I have built walls because of numerous heartaches and disappointments but knowing God through these years made me slowly lower down the bridge and let people in.
It has not been easy. Letting people in is risky. It involves opening your heart knowing that people might break them. But God made me realize that in order to appreciate joy, we should appreciate the sadness. In order to fully know love and give out love, you must let love in.
I have been letting people in and as a result I am seeing love all the more. It’s a sweet experience but at the same time scary because I know that nothing is permanent in this earth. But for the few who have entered my fort, I know that our friendship will not last here… but will continue when we see each other in heaven. :)
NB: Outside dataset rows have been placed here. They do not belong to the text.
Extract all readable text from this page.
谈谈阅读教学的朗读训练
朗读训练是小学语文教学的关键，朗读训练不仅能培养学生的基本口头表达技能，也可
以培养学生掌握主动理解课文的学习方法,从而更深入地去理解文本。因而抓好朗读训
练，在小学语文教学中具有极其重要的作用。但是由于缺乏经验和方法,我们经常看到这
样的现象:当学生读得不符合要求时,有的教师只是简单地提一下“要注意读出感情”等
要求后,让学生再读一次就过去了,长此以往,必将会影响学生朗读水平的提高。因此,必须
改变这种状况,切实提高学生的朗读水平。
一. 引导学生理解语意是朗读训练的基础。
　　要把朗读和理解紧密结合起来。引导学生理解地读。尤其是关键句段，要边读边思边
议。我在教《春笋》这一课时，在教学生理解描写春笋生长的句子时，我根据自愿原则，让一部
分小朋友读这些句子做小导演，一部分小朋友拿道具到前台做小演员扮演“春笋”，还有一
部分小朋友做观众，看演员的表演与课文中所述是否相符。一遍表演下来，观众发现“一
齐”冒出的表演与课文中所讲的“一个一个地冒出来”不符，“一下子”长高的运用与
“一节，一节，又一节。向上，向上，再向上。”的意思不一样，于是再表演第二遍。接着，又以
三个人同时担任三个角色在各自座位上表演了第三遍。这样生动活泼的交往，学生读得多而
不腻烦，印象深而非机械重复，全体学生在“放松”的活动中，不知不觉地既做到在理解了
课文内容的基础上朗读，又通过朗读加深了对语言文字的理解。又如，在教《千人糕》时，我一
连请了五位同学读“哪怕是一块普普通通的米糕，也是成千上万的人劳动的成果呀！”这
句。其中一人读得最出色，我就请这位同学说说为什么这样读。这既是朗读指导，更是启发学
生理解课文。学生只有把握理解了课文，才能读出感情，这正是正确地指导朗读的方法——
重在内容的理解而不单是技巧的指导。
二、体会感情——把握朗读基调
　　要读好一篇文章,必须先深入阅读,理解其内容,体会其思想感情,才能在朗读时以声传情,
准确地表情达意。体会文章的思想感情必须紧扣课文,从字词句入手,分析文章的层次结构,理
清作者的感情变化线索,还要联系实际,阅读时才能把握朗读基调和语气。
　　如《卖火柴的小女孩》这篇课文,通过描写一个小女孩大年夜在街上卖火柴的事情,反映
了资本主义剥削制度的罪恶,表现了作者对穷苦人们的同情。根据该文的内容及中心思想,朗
A dark cloud has been hovering over my head for this past week and I used to rely on God to solve this. I have expected that He’ll just make the pain vanish or I’ll just cry my heart out to Him and everything will be fine. But He reminded me that I have a church. I have friends who would comfort me even though they’ve seen something that is ugly and disturbing. I must admit that I’m still uncomfortable telling people this because they might that I am just over reacting or just being a drama queen. God has reminded me that I am in a church, I have sisters and brothers in Christ who cares for me as much as I care for them. I am not alone. God reminded how the church works, that we spur one another and encourage one another. I am still relying on God for strength to overcome this. I am thankful that this is one of the ways He reminds me that He is with me through friends. Thank You, Lord.
I am also thankful for today because I got to worship with my best friend. It has been ages since we had breakfast and went to church together and I am just so thankful to God for giving us this opportunity again. May bonus pa! We had lunch together pa! I usually have my lunch with choir because we have choir practice after but I wanted to spend the morning with her so yay for today!